Un plaidoyer pour les semences paysannes
Phytogénéticien des plantes, R.A. Brac a choisi de consacrer sa vie professionnelle au service de la biodiversité cultivée, chemin qu’il explique en partie dans son avant-propos par l’influence d’un professeur de génétique, Jean Pernès, « exemplaire [sur la] co-évolution des plantes domestiquées avec les savoirs-faire des communautés paysannes ».
Co-fondateur d’Inf’OGM, dont il fut un très proche compagnon de route les premières années, R.A. Brac a déjà écrit de nombreux ouvrages sur le thème des OGM et des brevets. Mais il s’intéresse aussi à la face positive de ce combat, celle des semences paysannes, notamment dans le cadre de l’association BEDE (biodiversité, échanges et diffusion d’expériences), et en collaboration étroite avec le réseau semences paysannes.
Sa dernière livraison est justement un vibrant plaidoyer pour ces semences paysannes, dont il s’attache à décrire, non seulement les menaces dont elles font l’objet, mais aussi les conditions de leur renouveau. Soulignant la fragilité des systèmes de conservation ex situ (avec l’exemple de la destruction en une après-midi, par un typhon, de la banque de gènes de Los Banos aux Philippines), mais aussi leur faiblesse en terme de divorce avec l’environnement (donc de non adaptation future), l’auteur plaide pour une conservation-reproduction dynamique in situ, en coévolution dans les champs des paysans.
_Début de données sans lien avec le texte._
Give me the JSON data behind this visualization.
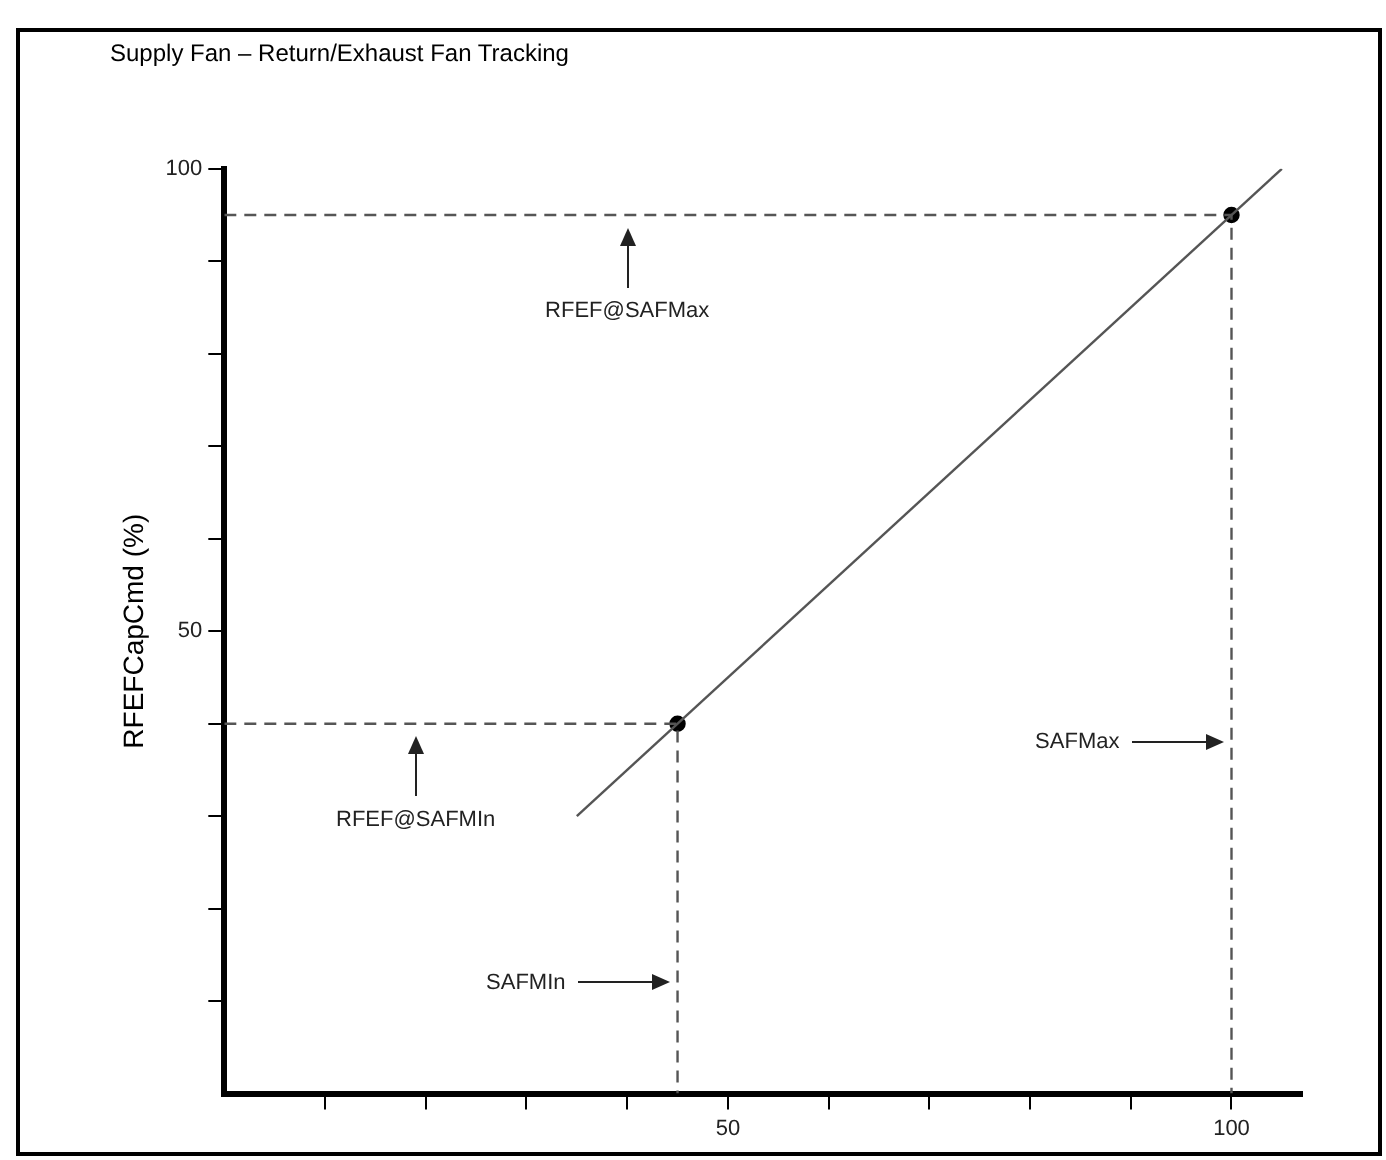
{
  "chart_data": {
    "type": "line",
    "title": "Supply Fan – Return/Exhaust Fan Tracking",
    "ylabel": "RFEFCapCmd (%)",
    "xlim": [
      0,
      107
    ],
    "ylim": [
      0,
      100
    ],
    "xticks": [
      {
        "value": 10,
        "label": null
      },
      {
        "value": 20,
        "label": null
      },
      {
        "value": 30,
        "label": null
      },
      {
        "value": 40,
        "label": null
      },
      50,
      {
        "value": 60,
        "label": null
      },
      {
        "value": 70,
        "label": null
      },
      {
        "value": 80,
        "label": null
      },
      {
        "value": 90,
        "label": null
      },
      100
    ],
    "yticks": [
      {
        "value": 10,
        "label": null
      },
      {
        "value": 20,
        "label": null
      },
      {
        "value": 30,
        "label": null
      },
      {
        "value": 40,
        "label": null
      },
      50,
      {
        "value": 60,
        "label": null
      },
      {
        "value": 70,
        "label": null
      },
      {
        "value": 80,
        "label": null
      },
      {
        "value": 90,
        "label": null
      },
      100
    ],
    "grid": false,
    "legend": false,
    "series": [
      {
        "x": [
          35,
          105
        ],
        "values": [
          30,
          100
        ],
        "color": "#555555",
        "marker": "none",
        "line_style": "solid"
      },
      {
        "x": [
          0,
          45,
          45
        ],
        "values": [
          40,
          40,
          0
        ],
        "color": "#555555",
        "marker": "none",
        "line_style": "dashed"
      },
      {
        "x": [
          0,
          100,
          100
        ],
        "values": [
          95,
          95,
          0
        ],
        "color": "#555555",
        "marker": "none",
        "line_style": "dashed"
      },
      {
        "type": "scatter",
        "x": [
          45,
          100
        ],
        "values": [
          40,
          95
        ],
        "color": "#000000",
        "marker": "circle"
      }
    ],
    "annotations": [
      "RFEF@SAFMax",
      "RFEF@SAFMIn",
      "SAFMIn",
      "SAFMax"
    ]
  }
}
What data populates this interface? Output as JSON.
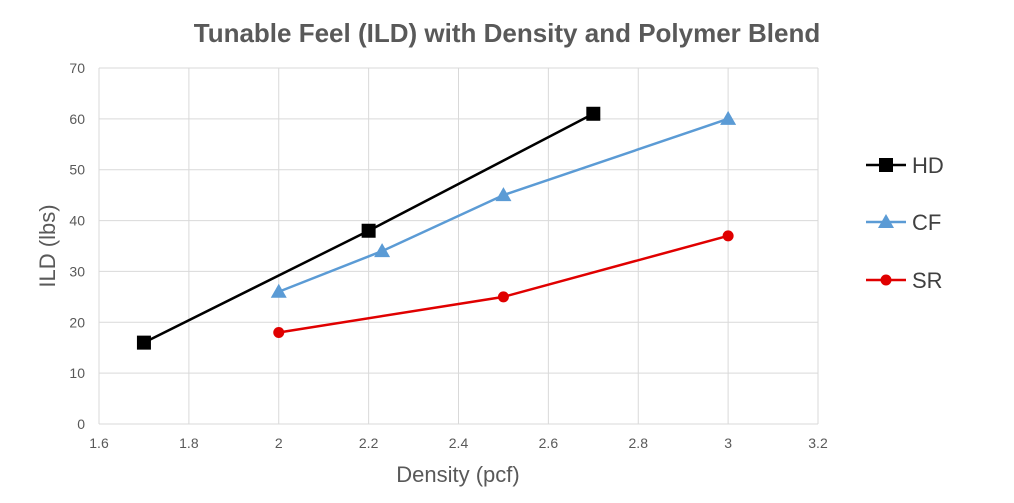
{
  "chart_data": {
    "type": "scatter",
    "title": "Tunable Feel (ILD) with Density and Polymer Blend",
    "xlabel": "Density (pcf)",
    "ylabel": "ILD (lbs)",
    "xlim": [
      1.6,
      3.2
    ],
    "ylim": [
      0,
      70
    ],
    "x_ticks": [
      "1.6",
      "1.8",
      "2",
      "2.2",
      "2.4",
      "2.6",
      "2.8",
      "3",
      "3.2"
    ],
    "y_ticks": [
      "0",
      "10",
      "20",
      "30",
      "40",
      "50",
      "60",
      "70"
    ],
    "grid": true,
    "legend_position": "right",
    "series": [
      {
        "name": "HD",
        "color": "#000000",
        "marker": "square",
        "x": [
          1.7,
          2.2,
          2.7
        ],
        "y": [
          16,
          38,
          61
        ]
      },
      {
        "name": "CF",
        "color": "#5b9bd5",
        "marker": "triangle",
        "x": [
          2.0,
          2.23,
          2.5,
          3.0
        ],
        "y": [
          26,
          34,
          45,
          60
        ]
      },
      {
        "name": "SR",
        "color": "#e00000",
        "marker": "circle",
        "x": [
          2.0,
          2.5,
          3.0
        ],
        "y": [
          18,
          25,
          37
        ]
      }
    ]
  }
}
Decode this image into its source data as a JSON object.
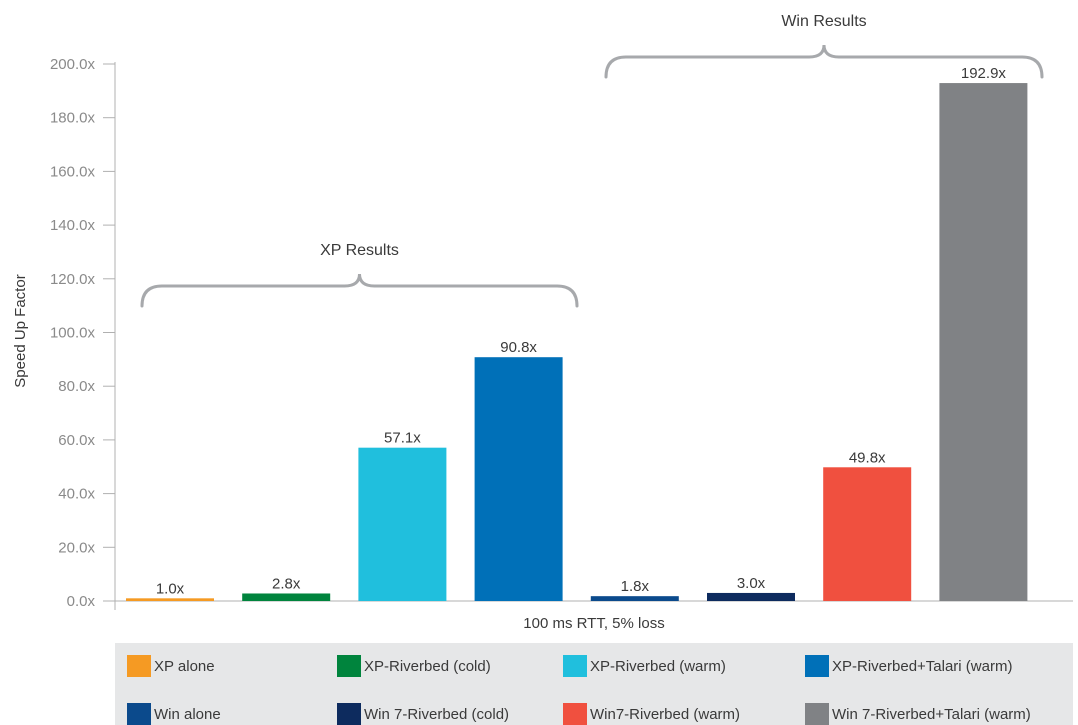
{
  "chart_data": {
    "type": "bar",
    "categories": [
      "XP alone",
      "XP-Riverbed (cold)",
      "XP-Riverbed (warm)",
      "XP-Riverbed+Talari (warm)",
      "Win alone",
      "Win 7-Riverbed (cold)",
      "Win7-Riverbed (warm)",
      "Win 7-Riverbed+Talari (warm)"
    ],
    "values": [
      1.0,
      2.8,
      57.1,
      90.8,
      1.8,
      3.0,
      49.8,
      192.9
    ],
    "value_labels": [
      "1.0x",
      "2.8x",
      "57.1x",
      "90.8x",
      "1.8x",
      "3.0x",
      "49.8x",
      "192.9x"
    ],
    "colors": [
      "#f59a23",
      "#00843d",
      "#20bfdd",
      "#0070b8",
      "#0b4a8c",
      "#0d2b5e",
      "#f0503f",
      "#808285"
    ],
    "xlabel": "100 ms RTT, 5% loss",
    "ylabel": "Speed Up Factor",
    "ylim": [
      0,
      200
    ],
    "y_ticks": [
      "0.0x",
      "20.0x",
      "40.0x",
      "60.0x",
      "80.0x",
      "100.0x",
      "120.0x",
      "140.0x",
      "160.0x",
      "180.0x",
      "200.0x"
    ],
    "grid": false,
    "legend_position": "bottom",
    "annotations": [
      {
        "text": "XP Results",
        "spans": [
          "XP alone",
          "XP-Riverbed+Talari (warm)"
        ]
      },
      {
        "text": "Win Results",
        "spans": [
          "Win alone",
          "Win 7-Riverbed+Talari (warm)"
        ]
      }
    ]
  }
}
Si les semences paysannes sont encore utilisées par « la majeure partie de la population agricole de la planète », elles n’en sont pas moins toutes en voie de privatisation (cf. , « Semences en Amérique latine : vers une privatisation générale », Inf’OGM, 30 avril 2015) par le biais, ici du catalogue officiel des variétés (notamment dans l’Union européenne), là par les brevets (notamment aux États-Unis), ou de plus en plus par les deux systèmes superposés, un gène breveté dans une plante ouvrant le droit à un semencier de revendiquer la propriété de la plante.
Dénonçant ces systèmes et les cas de biopiraterie qui en découlent, l’auteur défend « les semences paysannes dans la transition écologique de l’agriculture » (chapitre 6), grâce à un système semencier autonome et localisé, reposant sur des semences reproductibles adaptées au sein de réseaux de paysans. Sa longue expérience de terrain permet à l’auteur d’illustrer judicieusement chaque thème abordé. La conclusion est d’actualité puisqu’elle porte sur le réchauffement climatique. Sans surprise, après une comparaison entre les potentialités des biotechnologies et des semences paysannes, ce sont ces dernières qui, pour l’auteur, feront partie de la solution.